Esse trio do Oregon na real tem até mais interesse para quem curte música pesada do que para fãs de sons experimentais: tem jazz ali, tem math rock ali, tem drone music (em especial), mas o filtro é metal. Nos vocais e na guitarra, Ezra Chong insere a medida de desespero e aflição que a música deles precisa – Gage Walker (baixo) e Noah Mortola (bateria) fazem o som andar e quebram ritmos a ponto de dar a impressão de cinco músicas dentro de uma só.

Esse desespero, primo do pós-hardcore, do jazz e também do Napalm Death, é a cara de Ascent effort, segundo álbum do trio, composto por cinco longas músicas, várias partes, vocais berrados sem aviso prévio e climas ríspidos – que volta e meia são substituídos por passagens altamente melódicas e belas, quase um sonho musical, até voltar todo o peso.

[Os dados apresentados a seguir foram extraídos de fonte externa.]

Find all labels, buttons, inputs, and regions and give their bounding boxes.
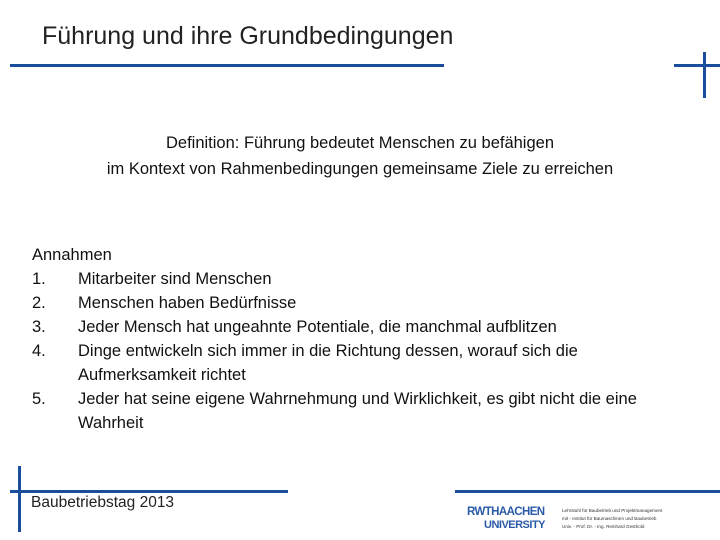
- list-item: [32, 267, 682, 291]
- list-item-text: Jeder Mensch hat ungeahnte Potentiale, die manchmal aufblitzen: [78, 318, 557, 336]
- slide-title: Führung und ihre Grundbedingungen: [42, 22, 454, 50]
- list-item-text: Mitarbeiter sind Menschen: [78, 270, 272, 288]
- chair-line-3: Univ. - Prof. Dr. - Ing. Reinhard Gesthold: [562, 524, 645, 530]
- list-item: [32, 387, 682, 435]
- list-item-number: 3.: [32, 318, 46, 336]
- corner-mark-top-vertical: [703, 52, 706, 98]
- chair-info: [562, 507, 662, 532]
- definition-block: [40, 130, 680, 182]
- list-item: [32, 291, 682, 315]
- title-underline: [10, 64, 444, 67]
- corner-mark-bottom-horizontal: [10, 490, 288, 493]
- list-item-text: Menschen haben Bedürfnisse: [78, 294, 297, 312]
- list-item-text: Dinge entwickeln sich immer in die Richtung dessen, worauf sich die Aufmerksamkeit richtet: [78, 342, 578, 384]
- corner-mark-bottom-vertical: [18, 466, 21, 532]
- list-item: [32, 315, 682, 339]
- definition-line-2: im Kontext von Rahmenbedingungen gemeinsame Ziele zu erreichen: [106, 160, 614, 178]
- rwth-aachen-logo: [467, 503, 553, 531]
- logo-line-2: UNIVERSITY: [484, 519, 546, 531]
- list-item-number: 4.: [32, 342, 46, 360]
- assumption-items: [32, 267, 682, 435]
- assumptions-list: [32, 243, 682, 435]
- chair-line-1: Lehrstuhl für Baubetrieb und Projektmanagement: [562, 508, 663, 513]
- footer-separator-line: [455, 490, 720, 493]
- list-item-number: 1.: [32, 270, 46, 288]
- list-item-text: Jeder hat seine eigene Wahrnehmung und Wirklichkeit, es gibt nicht die eine Wahrheit: [78, 390, 637, 432]
- assumptions-heading: Annahmen: [32, 246, 112, 264]
- chair-line-2: mit - Institut für Baumaschinen und Baubetrieb: [562, 516, 657, 522]
- list-item-number: 2.: [32, 294, 46, 312]
- corner-mark-top-horizontal: [674, 64, 720, 67]
- list-item: [32, 339, 682, 387]
- list-item-number: 5.: [32, 390, 46, 408]
- definition-line-1: Definition: Führung bedeutet Menschen zu befähigen: [165, 134, 555, 152]
- logo-line-1: RWTHAACHEN: [467, 506, 545, 518]
- footer-event-label: Baubetriebstag 2013: [31, 494, 175, 511]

Firmament, na abertura, é pesada e metálica, mas até a bateria de Mortola parece jazzística em vários momentos. Like spitting out copper traz modificações rítmicas, sustos musicais e uma vibe meio deprê ao longe. Stow, de nove minutos, imprime só um pouco de contemplação ao som (peraí, tudo em Ascent effort pode ser contemplativo – depende do seu tipo de contemplação – mas estamos falando de algo mais sublime).

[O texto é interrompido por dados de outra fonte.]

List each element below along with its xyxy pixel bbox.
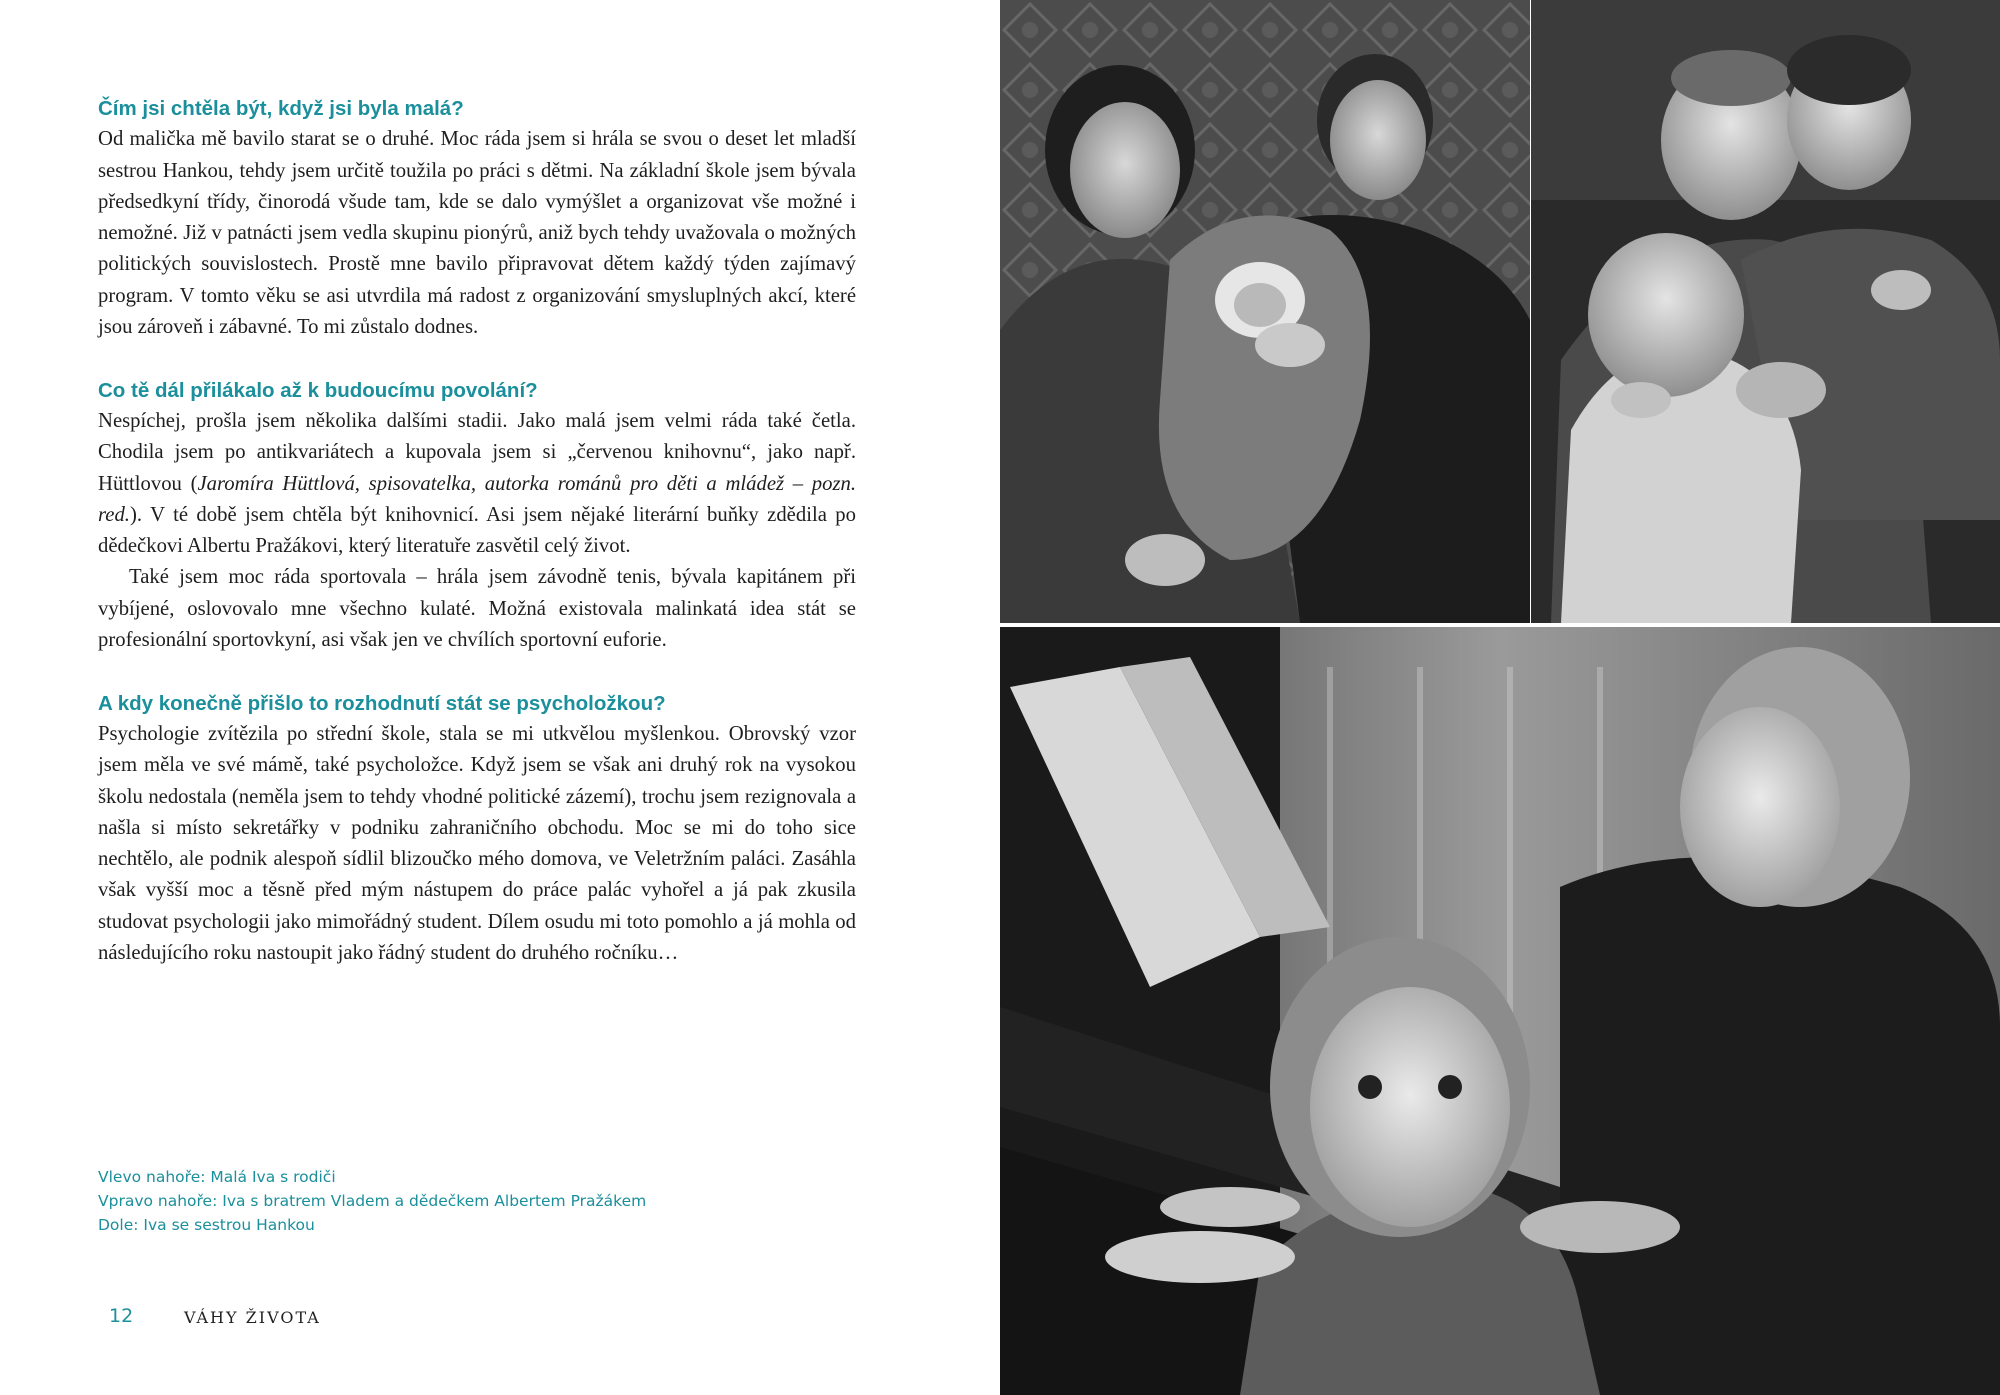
section-psychology: [98, 688, 856, 970]
editor-note: Jaromíra Hüttlová, spisovatelka, autorka románů pro děti a mládež – pozn. red.: [98, 472, 857, 526]
photo-iva-with-parents-image: [1000, 0, 1530, 623]
photo-iva-with-sister: [1000, 627, 2000, 1395]
running-title: VÁHY ŽIVOTA: [184, 1308, 321, 1327]
section-profession: [98, 375, 856, 657]
photo-iva-with-sister-image: [1000, 627, 2000, 1395]
paragraph: Od malička mě bavilo starat se o druhé. Moc ráda jsem si hrála se svou o deset let mladší sestrou Hankou, tehdy jsem určitě toužila po práci s dětmi. Na základní škole jsem bývala předsedkyní třídy, činorodá všude tam, kde se dalo vymýšlet a organizovat vše možné i nemožné. Již v patnácti jsem vedla skupinu pionýrů, aniž bych tehdy uvažovala o možných politických souvislostech. Prostě mne bavilo připravovat dětem každý týden zajímavý program. V tomto věku se asi utvrdila má radost z organizování smysluplných akcí, které jsou zároveň i zábavné. To mi zůstalo dodnes.: [98, 128, 856, 339]
article-body: [98, 93, 856, 1001]
paragraph-text: Nespíchej, prošla jsem několika dalšími stadii. Jako malá jsem velmi ráda také četla. Chodila jsem po antikvariátech a kupovala jsem si „červenou knihovnu“, jako např. Hüttlovou (: [98, 409, 856, 495]
section-heading: Čím jsi chtěla být, když jsi byla malá?: [98, 97, 464, 120]
photo-iva-with-brother-and-grandfather: [1531, 0, 2000, 623]
paragraph: Také jsem moc ráda sportovala – hrála jsem závodně tenis, bývala kapitánem při vybíjené, oslovovalo mne všechno kulaté. Možná existovala malinkatá idea stát se profesionální sportovkyní, asi však jen ve chvílích sportovní euforie.: [98, 566, 856, 652]
caption-top-left: Vlevo nahoře: Malá Iva s rodiči: [98, 1168, 336, 1186]
paragraph-text: ). V té době jsem chtěla být knihovnicí. Asi jsem nějaké literární buňky zdědila po dědečkovi Albertu Pražákovi, který literatuře zasvětil celý život.: [98, 503, 856, 558]
caption-top-right: Vpravo nahoře: Iva s bratrem Vladem a dědečkem Albertem Pražákem: [98, 1192, 647, 1210]
photo-iva-with-brother-and-grandfather-image: [1531, 0, 2000, 623]
paragraph: Psychologie zvítězila po střední škole, stala se mi utkvělou myšlenkou. Obrovský vzor jsem měla ve své mámě, také psycholožce. Když jsem se však ani druhý rok na vysokou školu nedostala (neměla jsem to tehdy vhodné politické zázemí), trochu jsem rezignovala a našla si místo sekretářky v podniku zahraničního obchodu. Moc se mi do toho sice nechtělo, ale podnik alespoň sídlil blizoučko mého domova, ve Veletržním paláci. Zasáhla však vyšší moc a těsně před mým nástupem do práce palác vyhořel a já pak zkusila studovat psychologii jako mimořádný student. Dílem osudu mi toto pomohlo a já mohla od následujícího roku nastoupit jako řádný student do druhého ročníku…: [98, 722, 856, 965]
photo-iva-with-parents: [1000, 0, 1530, 623]
section-childhood: [98, 93, 856, 343]
section-heading: A kdy konečně přišlo to rozhodnutí stát se psycholožkou?: [98, 691, 666, 715]
paragraph: [98, 406, 856, 562]
section-heading: Co tě dál přilákalo až k budoucímu povolání?: [98, 378, 538, 402]
page-number: 12: [109, 1305, 134, 1327]
photo-captions: [98, 1165, 646, 1237]
right-page-photos: [1000, 0, 2000, 1395]
caption-bottom: Dole: Iva se sestrou Hankou: [98, 1216, 315, 1234]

  • Ouvimos: Mayhem – Liturgy of death

Family photo, por sua vez, abre sombria e com ritmos pouco usuais – tem algo tanto de Soundgarden quanto de jazz-rock – e vao alternando partes ferozes e contemplativas, como num caminho tenso que leva a lugares mais tranquilos, e assim sucessivamente. Os treze minutos de Within cripping light encerram o álbum caminhando até a luz ofuscante do nome da faixa. Uma música que resume a vibe do Rhododendron, que é a das sombras nas florestas, do mistério nas montanhas, e das imagens que deixam o macabro como um segredo a ser descoberto na segunda ou terceira olhada.